Bankruptcy Fraud

Bankruptcy Fraud: How To Identifying And Wich Are Common Fraud Schemes

Rent/Equity Skimming

Rent or equity skimming involves acquiring title to multiple properties with no intention of paying the mortgages. The perpetrator then collects the proceeds from the property. A bankruptcy is filed to stall the foreclosure and to allow the perpetrator to continue his scheme.

Examples of Rent/Equity Skimming

Rent/Equity Skim: The perpetrator acquires partnership interest or title to the property, but does not assume the mortgages. He puts his management company in control of the property. The management company collects rent, receives exorbitant management fees, does not maintain the facilities and makes no payments to the secured lenders. The mortgagee is contacted by the perpetrator who attempts to extort the lender to buy out his interest. When the lender attempts to foreclose, the perpetrator deeds the property to a corporate entity which files bankruptcy. The transfer of title is repeated several times, with bankruptcies filed to cover all the transfers.

Property Title Skim: This fraud is similar to the one described above. The major difference is that the perpetrator convinces the victim to deed his home over to him for little or no cash. The victim then pays rent to the perpetrator who does not pay the existing mortgage or seek new financing. Bankruptcies are filed to delay foreclosure. In some instances, the perpetrator will deed a fractional interest of the property to other bankruptcy estates, without their knowledge. This complicates and delays foreclosure.

Red Flags/Common Characteristics

· Failure to make mortgage payments
· Transfer of entire or fractional interest shortly before foreclosure
· Multiple fractional interests in real property listed on the schedules
· Frequent Quit Claim Deeds transferring interest in the property
· Numerous D.B.A.’s and individuals in chain of title
· Use of mail drop boxes as business address
· Post-petition transfers into a bankruptcy estate
· New corporation formed holding a single asset.
· Schedules amended to dramatically increase the number of pieces of real property owned.

Civil Responses To Consider

· Dismiss case pursuant to 11 U.S.C. Sections 109(g), 349, 707(a)
· Seek sanctions against attorneys and refer them to state licensing agency, if appropriate
· Motion to compel perpetrator of fraud to appear in court.
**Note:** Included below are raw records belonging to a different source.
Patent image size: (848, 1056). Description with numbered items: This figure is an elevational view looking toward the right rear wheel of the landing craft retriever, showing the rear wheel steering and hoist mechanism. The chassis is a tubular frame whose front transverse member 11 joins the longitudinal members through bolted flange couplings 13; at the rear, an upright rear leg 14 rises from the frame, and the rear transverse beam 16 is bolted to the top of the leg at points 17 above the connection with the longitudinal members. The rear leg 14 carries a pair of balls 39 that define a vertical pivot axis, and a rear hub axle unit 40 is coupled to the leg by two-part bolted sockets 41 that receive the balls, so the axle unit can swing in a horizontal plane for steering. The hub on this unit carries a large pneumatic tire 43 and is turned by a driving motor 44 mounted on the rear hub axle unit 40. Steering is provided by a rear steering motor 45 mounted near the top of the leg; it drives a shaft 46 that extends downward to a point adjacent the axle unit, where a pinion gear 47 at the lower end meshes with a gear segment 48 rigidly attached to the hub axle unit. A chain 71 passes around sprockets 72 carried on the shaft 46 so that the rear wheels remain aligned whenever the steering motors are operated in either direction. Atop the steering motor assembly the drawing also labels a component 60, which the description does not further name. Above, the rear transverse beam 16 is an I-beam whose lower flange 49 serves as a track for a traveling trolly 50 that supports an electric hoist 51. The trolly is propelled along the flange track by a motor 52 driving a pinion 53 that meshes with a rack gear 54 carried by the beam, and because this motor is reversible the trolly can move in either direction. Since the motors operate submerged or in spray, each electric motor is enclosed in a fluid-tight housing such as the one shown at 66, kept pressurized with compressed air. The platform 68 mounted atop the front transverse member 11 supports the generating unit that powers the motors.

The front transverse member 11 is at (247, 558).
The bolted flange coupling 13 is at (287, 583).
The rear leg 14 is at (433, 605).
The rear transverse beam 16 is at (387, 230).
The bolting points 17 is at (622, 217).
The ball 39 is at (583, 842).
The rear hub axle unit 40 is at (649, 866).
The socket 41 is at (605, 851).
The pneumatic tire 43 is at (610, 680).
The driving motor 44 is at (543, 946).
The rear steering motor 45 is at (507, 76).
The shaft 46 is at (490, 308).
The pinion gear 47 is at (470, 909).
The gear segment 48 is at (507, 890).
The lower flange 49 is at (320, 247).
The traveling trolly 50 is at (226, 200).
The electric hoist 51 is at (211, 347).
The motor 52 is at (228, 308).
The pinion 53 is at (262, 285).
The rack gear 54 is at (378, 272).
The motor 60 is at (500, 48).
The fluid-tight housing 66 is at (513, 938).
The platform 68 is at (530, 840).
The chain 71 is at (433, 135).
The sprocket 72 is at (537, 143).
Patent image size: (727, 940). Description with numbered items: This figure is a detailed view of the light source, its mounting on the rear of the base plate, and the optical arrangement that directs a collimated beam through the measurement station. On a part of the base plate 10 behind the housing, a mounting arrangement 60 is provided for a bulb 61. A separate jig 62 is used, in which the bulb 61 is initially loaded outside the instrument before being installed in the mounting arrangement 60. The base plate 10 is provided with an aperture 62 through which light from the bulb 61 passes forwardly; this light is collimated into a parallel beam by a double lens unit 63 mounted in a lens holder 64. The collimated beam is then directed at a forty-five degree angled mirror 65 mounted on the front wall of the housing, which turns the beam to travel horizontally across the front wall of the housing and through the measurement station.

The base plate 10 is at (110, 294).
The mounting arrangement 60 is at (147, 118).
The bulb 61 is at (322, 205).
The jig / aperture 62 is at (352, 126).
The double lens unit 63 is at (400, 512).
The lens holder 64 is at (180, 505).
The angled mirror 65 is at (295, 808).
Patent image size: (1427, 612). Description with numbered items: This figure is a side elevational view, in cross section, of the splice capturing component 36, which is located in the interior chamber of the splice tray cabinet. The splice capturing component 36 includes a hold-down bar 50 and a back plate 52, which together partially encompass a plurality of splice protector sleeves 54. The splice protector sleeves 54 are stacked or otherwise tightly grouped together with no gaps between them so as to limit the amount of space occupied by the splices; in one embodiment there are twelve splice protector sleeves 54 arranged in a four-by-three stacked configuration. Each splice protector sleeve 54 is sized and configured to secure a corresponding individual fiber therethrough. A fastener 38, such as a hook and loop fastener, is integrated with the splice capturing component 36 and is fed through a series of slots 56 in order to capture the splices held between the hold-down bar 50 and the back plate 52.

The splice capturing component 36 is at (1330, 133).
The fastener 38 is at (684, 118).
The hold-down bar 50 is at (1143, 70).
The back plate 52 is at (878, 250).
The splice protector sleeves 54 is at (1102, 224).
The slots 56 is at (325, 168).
Seek contempt if person fails to appear
· Provide assistance to debtor victims

Criminal Responses To Consider

Mail Fraud, 18 U.S.C. Section 1341: Misrepresentations to homeowners and the use of U.S. mail.
Wire Fraud, 18 U.S.C. Section 1343: Misrepresentations to homeowners and the use of interstate wires.
Bankruptcy Fraud, 18 U.S.C. Section 152: Concealed assets or false statements to the court or at the 341 meeting of creditors.
Bankruptcy Fraud, 18 U.S.C. Section 157: If the system is used to aid the perpetrator’s fraud scheme. Delaying creditors, allowing the debtor to continue to operate, or covering up the scheme are examples.